8 réflexions au sujet de « Il y a 21 ans, mon amoureuse pleurait dans mes bras »

  1. Le plus douloureux, le plus effrayant, le plus étourdissant, c’est que nous portons tous cette violence au fond de nous. Je porte encore le deuil de la bonté innée humaine.

  2. Très touchant comme si j’y étais.. je me souviens de cette journée.. bien triste.. je me souviens de ce moment dans le métro ou il y a eu le doute.. soudain je ne me sentais plus en sécurité en foule.. tous ces gens autour de moi.. le regard méfiant que j’avais en ce 6 décembre.. le temps a passé.. pour moi et ma douce.. pour ceux et celles qui l’ont vécu..ce moment revient bien malgré eux.. et malgré le temps qui a passé.. tout est encore là à jamais..

  3. Merci du partage. Je suis très émue de ce moment d’intimité dont tu nous fait part si généreusement.
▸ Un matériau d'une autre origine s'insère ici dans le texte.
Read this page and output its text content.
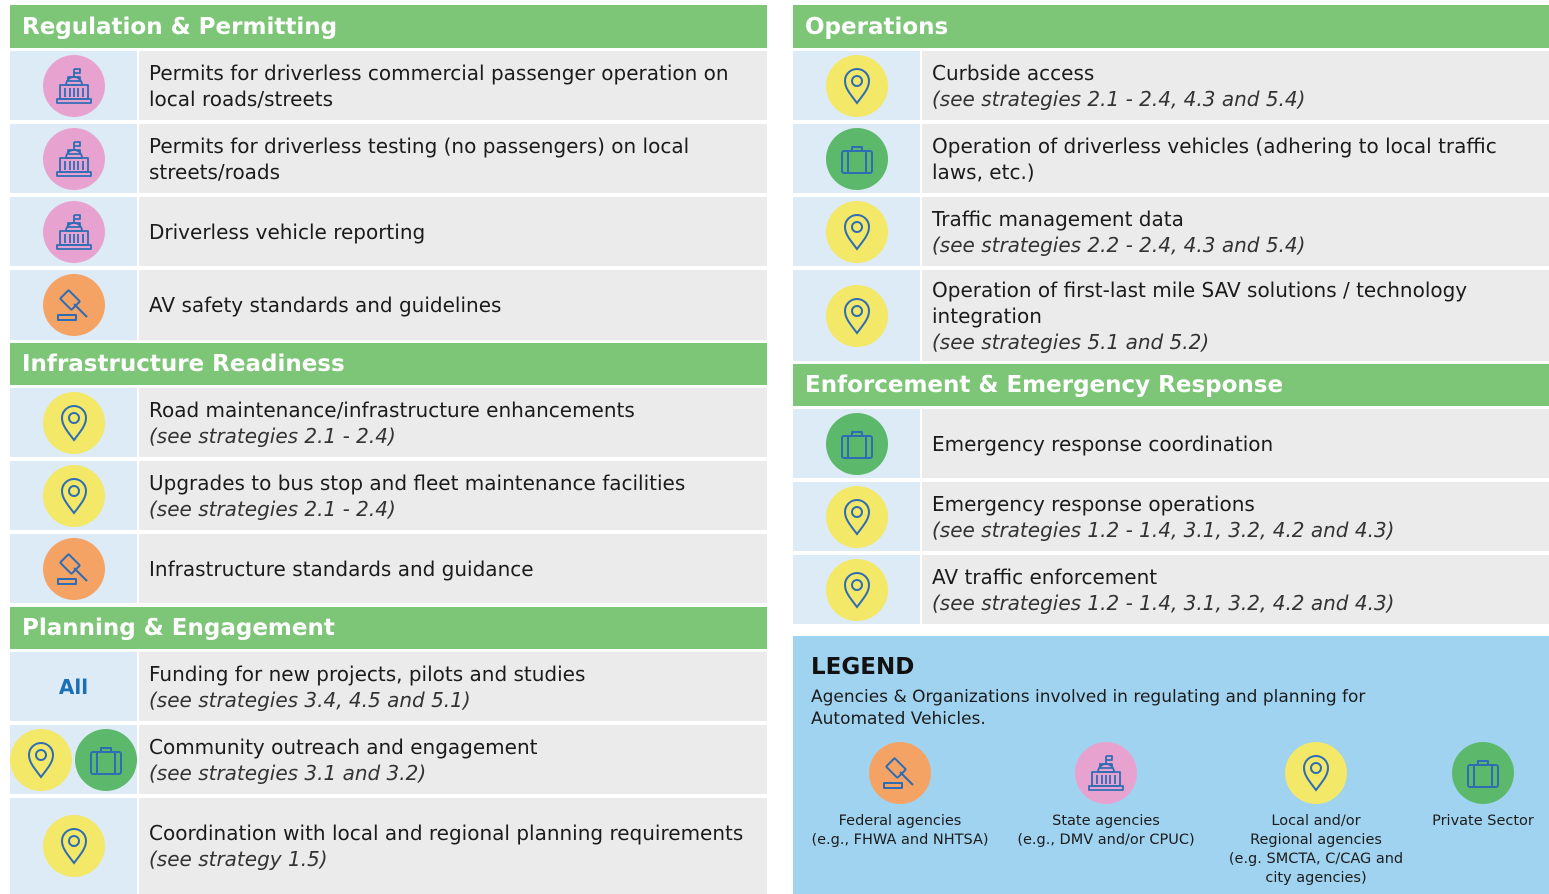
Regulation & Permitting
Permits for driverless commercial passenger operation on local roads/streets
Permits for driverless testing (no passengers) on local streets/roads
Driverless vehicle reporting
AV safety standards and guidelines
Infrastructure Readiness
Road maintenance/infrastructure enhancements
(see strategies 2.1 - 2.4)
Upgrades to bus stop and fleet maintenance facilities
(see strategies 2.1 - 2.4)
Infrastructure standards and guidance
Planning & Engagement
All
Funding for new projects, pilots and studies
(see strategies 3.4, 4.5 and 5.1)
Community outreach and engagement
(see strategies 3.1 and 3.2)
Coordination with local and regional planning requirements
(see strategy 1.5)
Operations
Curbside access
(see strategies 2.1 - 2.4, 4.3 and 5.4)
Operation of driverless vehicles (adhering to local traffic laws, etc.)
Traffic management data
(see strategies 2.2 - 2.4, 4.3 and 5.4)
Operation of first-last mile SAV solutions / technology integration
(see strategies 5.1 and 5.2)
Enforcement & Emergency Response
Emergency response coordination
Emergency response operations
(see strategies 1.2 - 1.4, 3.1, 3.2, 4.2 and 4.3)
AV traffic enforcement
(see strategies 1.2 - 1.4, 3.1, 3.2, 4.2 and 4.3)
LEGEND
Agencies & Organizations involved in regulating and planning for Automated Vehicles.
Federal agencies
(e.g., FHWA and NHTSA)
State agencies
(e.g., DMV and/or CPUC)
Local and/or
Regional agencies
(e.g. SMCTA, C/CAG and
city agencies)
Private Sector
Ça m’aide à me sentir un peu moins loin des « clans brisés » qui souffrent encore de cette tragédie, car je suis convaincue qu’au fond, nous sommes tous un très grand clan. Je voudrais tant pouvoir, en silence, les prendre tous et chacun dans mes bras ces familles…et vous aussi. Pas avec la prétention que ça guérirait le mal, mais parce que ça serait, au minimum, un mal partagé d’un coeur à un autre.

  4. Je me souviens aussi de cette journée, étudiante à l’université Laval à l’époque, je suis moi aussi sortie de l’enfance d’un seul coup. Québec était ma ville d’adoption du moment, Montréal était MA ville. Je ne pouvais croire que dans cette ville si pleine de vie, l’on puise la lui enlever d’une manière aussi brutale? Mon coeur de mère d’aujourd’hui crois en la bonté humaine malgré tout.

  5. Ce jour là, je travaillais sur un méga chantier de construction de la Côte-Nord. Mon surintendant est arrivé à mon poste de travail en pleurant, sa belle-fille avait été tuée…il venait de recevoir l’appel. Je n’oublierai jamais sa détresse. Il est parti, on ne l’a plus jamais revu sur ce chantier. Ce soir là, tous les ingénieurs du chantier ont passé la nuit à pleurer, c’était vraiment troublant. Des années plus tard, je travaillais à un autre endroit. Le fils de ma patronne faisait partie de ceux qu’on a séparés des filles…il n’a plus jamais été le même par la suite. Plus tard, j’ai travaillé dans le monde du génie-conseil à Montréal. À chaque année, les femmes ingénieurs rendent hommage aux femmes tuées ce jour là…c’est tellement poignant…je ne pourrai jamais, au grand jamais, oublier ces jeunes filles à l’avenir prometteur, parties trop vite, beaucoup trop vite….et ces familles brisées à jamais. On rend toujours hommage à ces femmes, mais je crois que le pire, c’est pour les gars qui y étaient…et qui n’ont rien pu faire et qui doivent malheureusement vivre avec les remords pour toujours…de jeunes hommes à la vie brisée à jamais, eux aussi!

  6. Vraiment très touchant, mais cet homme à détruit 15 familles, je crois qu’il ne faut pas oublier comment sa mère, sa soeur, sa famille ont pu se sentir de voir l’atrocité qu’un des leur a pu commettre, je comprend que la douleur de la perte est immense, mais dans cette période de remémoration j’ai une pensés pour eux aussi.

  7. Je comprend très bien ce que vous ressentez mais ils faut y croire et s’accrocher a ce rêve de vouloir changer le monde parceque c’est le seul espoir que nous ayons pour peut être réussir un jours a ce qu’un tel geste insensée ne ce reproduisent!